# Attaching wide bands to scout xt? other slingshots.



## ConcreteBlock (Aug 16, 2020)

So I've been playing around with my bands because I don't feel like I'm getting good enough speed from my current setup with 3/8" steel. I took a look at the Jorg Band Calculator and it's recommending bands twice as wide as what I have been using. I guess my question is how do I attach bands that are significantly wider than the part of the fork I am attaching them to? Should I just fold the sides of the bands in towards the center and then clip them like that? Tried to find some videos or something but I don't see any where people are attaching bands that wide to the scout.


----------



## JASling (Feb 4, 2019)

Yes folding the band is the best way if it's way wider than the forks if the band protrudes around 1 or 2mm on each side of the fork I think you can just put them on as normal but it wouldn't look as neat.

Sent from my SM-G960U using Tapatalk


----------



## Grandpa Grumpy (Apr 21, 2013)

What bands are you using. I would be skeptical of using Jorges calculator. It was developed when Theraband gold was the standard. Today's elastics are much faster than Theraband gold.

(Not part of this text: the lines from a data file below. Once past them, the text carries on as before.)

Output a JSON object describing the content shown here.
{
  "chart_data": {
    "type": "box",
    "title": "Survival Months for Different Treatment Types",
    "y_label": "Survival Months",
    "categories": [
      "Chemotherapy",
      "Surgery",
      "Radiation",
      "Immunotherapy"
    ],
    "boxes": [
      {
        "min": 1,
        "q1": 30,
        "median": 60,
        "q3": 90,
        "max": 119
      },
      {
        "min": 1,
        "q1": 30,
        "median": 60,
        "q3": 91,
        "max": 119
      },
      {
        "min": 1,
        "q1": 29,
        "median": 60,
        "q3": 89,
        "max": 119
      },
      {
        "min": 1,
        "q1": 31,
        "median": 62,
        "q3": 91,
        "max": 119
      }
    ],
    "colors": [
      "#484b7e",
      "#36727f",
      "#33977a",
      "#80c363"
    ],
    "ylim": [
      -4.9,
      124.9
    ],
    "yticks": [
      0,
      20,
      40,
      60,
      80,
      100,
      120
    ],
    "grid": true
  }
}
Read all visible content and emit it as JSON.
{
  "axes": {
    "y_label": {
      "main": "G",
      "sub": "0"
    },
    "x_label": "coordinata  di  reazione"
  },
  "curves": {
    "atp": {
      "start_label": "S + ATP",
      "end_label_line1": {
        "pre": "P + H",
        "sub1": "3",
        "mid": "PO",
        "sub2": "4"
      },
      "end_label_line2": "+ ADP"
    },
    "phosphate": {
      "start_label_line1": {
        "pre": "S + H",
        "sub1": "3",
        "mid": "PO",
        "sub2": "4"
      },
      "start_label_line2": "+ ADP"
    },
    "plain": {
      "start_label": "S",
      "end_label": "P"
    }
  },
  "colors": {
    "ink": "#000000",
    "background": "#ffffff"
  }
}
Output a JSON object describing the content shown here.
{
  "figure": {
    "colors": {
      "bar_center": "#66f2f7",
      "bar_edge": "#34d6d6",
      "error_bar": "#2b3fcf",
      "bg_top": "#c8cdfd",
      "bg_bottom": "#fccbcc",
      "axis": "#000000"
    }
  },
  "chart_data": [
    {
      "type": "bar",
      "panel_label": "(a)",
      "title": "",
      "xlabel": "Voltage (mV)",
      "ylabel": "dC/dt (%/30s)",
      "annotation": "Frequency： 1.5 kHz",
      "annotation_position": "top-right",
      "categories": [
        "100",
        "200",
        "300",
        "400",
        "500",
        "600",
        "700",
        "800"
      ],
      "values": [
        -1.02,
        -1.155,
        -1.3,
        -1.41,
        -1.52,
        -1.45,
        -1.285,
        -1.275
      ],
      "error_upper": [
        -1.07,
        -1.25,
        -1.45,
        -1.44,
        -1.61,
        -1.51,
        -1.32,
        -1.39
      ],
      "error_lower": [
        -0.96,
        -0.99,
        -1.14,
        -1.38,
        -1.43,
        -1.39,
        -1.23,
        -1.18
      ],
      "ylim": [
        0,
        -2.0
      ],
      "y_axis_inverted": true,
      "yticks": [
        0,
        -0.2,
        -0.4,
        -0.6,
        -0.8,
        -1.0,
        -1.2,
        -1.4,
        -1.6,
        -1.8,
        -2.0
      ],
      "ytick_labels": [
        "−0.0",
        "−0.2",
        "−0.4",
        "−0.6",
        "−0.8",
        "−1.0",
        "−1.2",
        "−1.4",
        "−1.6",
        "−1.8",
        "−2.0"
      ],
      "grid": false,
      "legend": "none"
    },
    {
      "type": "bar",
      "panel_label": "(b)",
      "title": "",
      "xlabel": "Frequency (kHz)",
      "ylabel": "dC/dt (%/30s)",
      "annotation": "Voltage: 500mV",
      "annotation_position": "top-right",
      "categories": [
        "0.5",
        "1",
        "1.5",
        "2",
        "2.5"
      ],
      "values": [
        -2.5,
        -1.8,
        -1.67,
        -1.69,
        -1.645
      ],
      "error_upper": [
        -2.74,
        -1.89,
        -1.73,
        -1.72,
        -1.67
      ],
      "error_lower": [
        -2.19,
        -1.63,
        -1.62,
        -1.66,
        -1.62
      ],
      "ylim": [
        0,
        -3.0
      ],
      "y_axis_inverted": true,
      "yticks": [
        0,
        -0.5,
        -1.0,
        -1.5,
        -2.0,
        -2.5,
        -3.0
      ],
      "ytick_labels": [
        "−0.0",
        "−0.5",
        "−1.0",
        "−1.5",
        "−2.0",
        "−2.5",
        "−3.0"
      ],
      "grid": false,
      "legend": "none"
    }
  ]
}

Post what bands you are using, your draw length and the speed you want to reach and I am sure will get some suggestions.


----------



## ConcreteBlock (Aug 16, 2020)

Grandpa Grumpy said:


> What bands are you using. I would be skeptical of using Jorges calculator. It was developed when Theraband gold was the standard. Today's elastics are much faster than Theraband gold.
> 
> Post what bands you are using, your draw length and the speed you want to reach and I am sure will get some suggestions.


So I'm using the Simple Shot Black latex. I'm shooting 3/8" steel. My draw length is 29.5" that I just round up to 30". The current setup I've been using is .6mm thick simple shot black cut 7" long (comes out to 6" active band length when attached} with a taper of 18mm at the fork down to 13mm at the pouch. I'm shooting at long distances for basically the first time and have been noticing that there is significant drop off in my shot at 50', and even some I have to account for at 33' while my sparrow I have rigged up with thing bands to shoot 10mm clay has virtually no drop off at 50', in fact it's almost the exact opposite problem as my ammo tends to rise up at closer ranges.

I see that the simple shot die-cut bands they sell for 3/8" steel ammo are just a few millimeters thicker than my own setup at each end, so maybe I should try and move up to that and see how it feels instead of doing Jorgs doubling of my band width.


----------



## Reed Lukens (Aug 16, 2020)

Doubling the band width or just exceeding your fork width is done simply by folding the band in half with the ends down for ttf or out for ott. You can get some great speeds with heavy tapers. Tie the pouches like normal for your style. You can zoom in on the pics if needed.


----------



## Ibojoe (Mar 13, 2016)

Remember less is more when it comes to speed. But if you want more just go thicker and narrower.


----------



## vince4242 (Jan 11, 2016)

I would recommend a taper of 25x13 for ⅜" Steel. That will get you a very fast shot but the band won't last quite as long.

Cheers


----------



## ConcreteBlock (Aug 16, 2020)

vince4242 said:


> I would recommend a taper of 25x13 for ⅜" Steel. That will get you a very fast shot but the band won't last quite as long.
> 
> Cheers


I'll give it a shot, thanks.


----------